Thursday, May 30, 2013

Problem Statement: Cognos Locks the database tables.

Problem Statement: Cognos Locks the database tables.


Transaction Isolation Property.

Depending on how you use Cognos, you want to have it access your database in different ways.  This access affects how Cognos interacts with other process accessing and modifying your database.  For an overview of what Isolation Levels in Cognos means for various database providers, A very useful document by IBM l document here. This document from  IBM describes the level to be set for different database (ex Informix,oracle,DB2 etc). 

1.Read Uncommitted

Changes made by other transactions are immediately available to a transaction.

2.Read Committed

A transaction can access only rows committed by other transactions.


3.Cursor Stability

Other transactions cannot update the row in which a transaction is positioned.


4.Reproducible Read

Rows selected or updated by a transaction cannot be changed by another transaction until the transaction is complete.


5.Phantom Protection

A transaction cannot access rows inserted or deleted since the start of the transaction.


6.Serializable

A set of transactions executed concurrently produces the same result as if they were performed sequentially.
The Lowest level for SQL Server is Read Uncommitted. So if you want your database tables not to be affected by the reports running, set the Isolation level property to Read Uncommitted.




For our example we will consider having SQL Server as the Database and Isolation level set to Read Uncommitted. This means Cognos will read the database without creating Locks and ignoring all Locks in place.

What is a lock?

This goes by the literal meaning.

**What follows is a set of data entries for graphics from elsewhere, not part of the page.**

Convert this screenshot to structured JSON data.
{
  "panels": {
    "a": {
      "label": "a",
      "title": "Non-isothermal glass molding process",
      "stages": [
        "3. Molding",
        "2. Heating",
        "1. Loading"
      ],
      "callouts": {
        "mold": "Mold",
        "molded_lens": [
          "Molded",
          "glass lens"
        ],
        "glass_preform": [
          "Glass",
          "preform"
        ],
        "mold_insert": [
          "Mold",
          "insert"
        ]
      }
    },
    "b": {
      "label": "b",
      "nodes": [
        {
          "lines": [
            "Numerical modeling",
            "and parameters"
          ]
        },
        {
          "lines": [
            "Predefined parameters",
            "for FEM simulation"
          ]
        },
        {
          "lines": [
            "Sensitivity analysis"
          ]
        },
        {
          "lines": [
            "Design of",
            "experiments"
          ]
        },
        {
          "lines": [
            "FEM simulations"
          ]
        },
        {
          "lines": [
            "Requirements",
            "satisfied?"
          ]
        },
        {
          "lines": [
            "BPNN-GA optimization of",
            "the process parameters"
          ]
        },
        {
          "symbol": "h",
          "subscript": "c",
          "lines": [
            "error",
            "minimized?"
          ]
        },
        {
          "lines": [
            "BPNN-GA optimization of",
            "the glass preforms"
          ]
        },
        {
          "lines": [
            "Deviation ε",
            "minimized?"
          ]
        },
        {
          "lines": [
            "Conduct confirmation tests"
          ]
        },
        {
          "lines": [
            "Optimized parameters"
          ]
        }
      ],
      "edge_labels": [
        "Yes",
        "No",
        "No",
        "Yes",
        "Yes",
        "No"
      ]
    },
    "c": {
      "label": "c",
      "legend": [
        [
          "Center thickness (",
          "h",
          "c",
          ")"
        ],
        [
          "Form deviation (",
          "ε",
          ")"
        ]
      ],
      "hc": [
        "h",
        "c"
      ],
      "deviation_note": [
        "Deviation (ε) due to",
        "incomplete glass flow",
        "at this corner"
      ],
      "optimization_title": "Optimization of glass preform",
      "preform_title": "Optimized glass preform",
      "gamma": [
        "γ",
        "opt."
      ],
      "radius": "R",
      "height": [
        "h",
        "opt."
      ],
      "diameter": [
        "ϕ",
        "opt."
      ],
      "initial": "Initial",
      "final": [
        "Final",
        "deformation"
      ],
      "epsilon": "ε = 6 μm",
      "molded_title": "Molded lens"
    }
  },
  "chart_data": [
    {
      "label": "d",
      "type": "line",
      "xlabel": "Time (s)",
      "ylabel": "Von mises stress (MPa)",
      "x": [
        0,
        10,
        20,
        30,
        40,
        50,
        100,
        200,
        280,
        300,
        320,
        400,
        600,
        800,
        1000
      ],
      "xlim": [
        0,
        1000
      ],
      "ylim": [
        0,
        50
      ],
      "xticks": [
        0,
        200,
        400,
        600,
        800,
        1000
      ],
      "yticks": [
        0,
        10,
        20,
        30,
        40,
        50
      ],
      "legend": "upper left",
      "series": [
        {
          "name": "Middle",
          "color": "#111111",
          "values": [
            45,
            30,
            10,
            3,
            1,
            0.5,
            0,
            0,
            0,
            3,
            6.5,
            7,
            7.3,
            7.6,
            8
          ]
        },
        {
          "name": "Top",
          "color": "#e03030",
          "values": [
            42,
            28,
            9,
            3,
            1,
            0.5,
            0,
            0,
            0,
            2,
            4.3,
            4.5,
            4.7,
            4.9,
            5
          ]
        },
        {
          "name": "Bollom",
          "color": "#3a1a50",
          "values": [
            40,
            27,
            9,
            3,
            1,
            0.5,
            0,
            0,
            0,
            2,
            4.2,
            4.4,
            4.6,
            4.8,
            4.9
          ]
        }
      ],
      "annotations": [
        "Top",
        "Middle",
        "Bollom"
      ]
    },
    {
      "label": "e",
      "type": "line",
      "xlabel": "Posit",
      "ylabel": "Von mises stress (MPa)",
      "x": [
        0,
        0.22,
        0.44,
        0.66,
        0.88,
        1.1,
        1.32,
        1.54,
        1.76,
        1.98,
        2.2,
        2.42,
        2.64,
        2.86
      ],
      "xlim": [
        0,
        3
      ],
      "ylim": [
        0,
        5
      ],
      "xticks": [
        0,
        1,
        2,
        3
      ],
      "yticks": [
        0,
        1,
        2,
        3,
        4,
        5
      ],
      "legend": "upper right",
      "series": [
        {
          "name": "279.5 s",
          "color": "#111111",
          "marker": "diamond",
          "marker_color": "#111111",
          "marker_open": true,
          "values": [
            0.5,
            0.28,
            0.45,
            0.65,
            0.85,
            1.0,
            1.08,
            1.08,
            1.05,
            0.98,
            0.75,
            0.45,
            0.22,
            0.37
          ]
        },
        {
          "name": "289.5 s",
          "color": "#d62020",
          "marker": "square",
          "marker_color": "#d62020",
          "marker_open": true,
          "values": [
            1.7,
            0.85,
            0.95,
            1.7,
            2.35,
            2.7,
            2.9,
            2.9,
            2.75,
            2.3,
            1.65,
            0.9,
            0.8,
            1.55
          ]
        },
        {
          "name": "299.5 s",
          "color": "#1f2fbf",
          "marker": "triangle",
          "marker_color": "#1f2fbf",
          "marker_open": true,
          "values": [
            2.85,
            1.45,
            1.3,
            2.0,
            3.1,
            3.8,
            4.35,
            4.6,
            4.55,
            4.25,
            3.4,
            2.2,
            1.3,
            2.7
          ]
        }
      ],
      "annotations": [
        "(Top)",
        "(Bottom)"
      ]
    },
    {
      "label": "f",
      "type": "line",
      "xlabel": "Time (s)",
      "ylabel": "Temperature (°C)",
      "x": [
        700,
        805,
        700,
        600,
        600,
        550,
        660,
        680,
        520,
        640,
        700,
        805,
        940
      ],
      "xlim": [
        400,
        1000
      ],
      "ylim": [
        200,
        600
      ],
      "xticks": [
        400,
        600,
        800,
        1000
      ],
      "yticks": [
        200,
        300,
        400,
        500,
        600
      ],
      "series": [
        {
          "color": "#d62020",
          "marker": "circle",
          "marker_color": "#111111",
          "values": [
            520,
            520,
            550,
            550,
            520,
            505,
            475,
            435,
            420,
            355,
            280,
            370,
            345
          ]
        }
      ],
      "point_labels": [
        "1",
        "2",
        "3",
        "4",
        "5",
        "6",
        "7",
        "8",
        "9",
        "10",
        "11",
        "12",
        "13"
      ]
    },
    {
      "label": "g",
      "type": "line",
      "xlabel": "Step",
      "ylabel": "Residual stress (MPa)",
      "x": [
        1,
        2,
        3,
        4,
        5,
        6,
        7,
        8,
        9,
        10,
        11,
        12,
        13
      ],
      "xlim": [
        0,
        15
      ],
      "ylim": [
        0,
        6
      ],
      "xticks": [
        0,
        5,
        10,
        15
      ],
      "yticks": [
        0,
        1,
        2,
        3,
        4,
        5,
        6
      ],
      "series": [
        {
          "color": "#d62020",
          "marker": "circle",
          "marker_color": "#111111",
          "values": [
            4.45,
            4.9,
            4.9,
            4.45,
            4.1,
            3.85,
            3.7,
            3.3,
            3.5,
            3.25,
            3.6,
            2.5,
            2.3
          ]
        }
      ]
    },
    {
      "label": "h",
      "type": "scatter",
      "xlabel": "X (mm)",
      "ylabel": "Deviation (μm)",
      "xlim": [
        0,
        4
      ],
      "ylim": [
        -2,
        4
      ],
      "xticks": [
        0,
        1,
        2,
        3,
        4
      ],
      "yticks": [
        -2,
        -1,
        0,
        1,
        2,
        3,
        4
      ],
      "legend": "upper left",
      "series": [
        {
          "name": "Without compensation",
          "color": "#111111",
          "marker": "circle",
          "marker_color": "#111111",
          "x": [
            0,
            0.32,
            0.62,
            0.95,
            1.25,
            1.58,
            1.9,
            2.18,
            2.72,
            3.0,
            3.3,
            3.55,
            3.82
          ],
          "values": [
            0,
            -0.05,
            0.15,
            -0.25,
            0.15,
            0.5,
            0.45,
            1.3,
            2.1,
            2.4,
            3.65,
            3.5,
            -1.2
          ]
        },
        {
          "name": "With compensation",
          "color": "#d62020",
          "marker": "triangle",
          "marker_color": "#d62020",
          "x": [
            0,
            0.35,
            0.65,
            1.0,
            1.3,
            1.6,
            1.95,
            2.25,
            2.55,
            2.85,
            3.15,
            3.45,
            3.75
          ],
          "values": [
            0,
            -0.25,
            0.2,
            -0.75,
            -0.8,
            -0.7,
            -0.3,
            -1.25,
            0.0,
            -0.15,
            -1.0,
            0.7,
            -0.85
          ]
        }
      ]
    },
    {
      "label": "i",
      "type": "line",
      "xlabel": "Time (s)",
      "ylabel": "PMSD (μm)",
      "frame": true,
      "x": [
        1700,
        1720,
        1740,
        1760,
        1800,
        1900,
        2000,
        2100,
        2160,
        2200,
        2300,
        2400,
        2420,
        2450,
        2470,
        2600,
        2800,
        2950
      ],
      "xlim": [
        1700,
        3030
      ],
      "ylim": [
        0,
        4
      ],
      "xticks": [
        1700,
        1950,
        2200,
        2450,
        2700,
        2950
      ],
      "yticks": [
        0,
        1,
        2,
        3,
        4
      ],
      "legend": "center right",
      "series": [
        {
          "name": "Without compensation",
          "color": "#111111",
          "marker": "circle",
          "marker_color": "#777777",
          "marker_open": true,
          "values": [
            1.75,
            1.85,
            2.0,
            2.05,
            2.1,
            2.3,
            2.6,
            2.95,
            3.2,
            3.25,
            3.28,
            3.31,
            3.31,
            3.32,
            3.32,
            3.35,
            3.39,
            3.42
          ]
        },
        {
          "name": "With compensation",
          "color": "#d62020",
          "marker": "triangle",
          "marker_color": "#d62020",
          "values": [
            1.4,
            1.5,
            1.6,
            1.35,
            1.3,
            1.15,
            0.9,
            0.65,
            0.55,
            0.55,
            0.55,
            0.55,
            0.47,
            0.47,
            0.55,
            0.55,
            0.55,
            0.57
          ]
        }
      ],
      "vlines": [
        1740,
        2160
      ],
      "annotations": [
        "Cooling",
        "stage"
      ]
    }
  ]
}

A database Lock works just like a Drawer lock or the lock you put up at your house when you got to the office.  I go to office and lock my house, now my roommate wants to open the house and keys are with me, he cannot get inside unless I go and unlock, for instance no one can get inside my house unless they have keys or I go back and open the lock. This is good for me considering the fact that my stuff is safe at home.

Read Uncommitted doesn't add a lock. I don’t lock my house means others can mess with it, anyone irrespective of being my friend/roommate. Vulnerable for my house and potentially bad for the database. But since Cognos is Read Only anyway, I'm fine if someone changes the database (people are updating a record) while I'm running a report. Also if my report hooks up, I don't leave locks behind

Read Uncommitted ignores all Locks, which means if someone else is working on a row before I run a report, I can still read it to display.  Once in a while that will get me wrong or weird results, but it means I don't have to worry about people doing their work at the database or ETL level. Since Cognos isn't writing, it's not worrying so much about it being different the next time it gets to that row.  It will fire the same SQL statement the next time, even if the row is updated by any process.

 Follow steps below to set Isolation property
·         Launch Cognos Administration
·         Click on the Configuration Tab
·         Click the name of the Data Source you want to edit
·         Click on the Properties icon (to the right) of the Connection in the Data Source
·         Click the Connection Tab
·         Under Isolation Level, click the Radio Button by "Specify a Value" and use the drop down to select the value that works best for you.
·         Click OK
New Connections to Cognos will use the new Isolation Level.  You can force this by restarting the Cognos Services.  This can also be done from Framework Manager Level.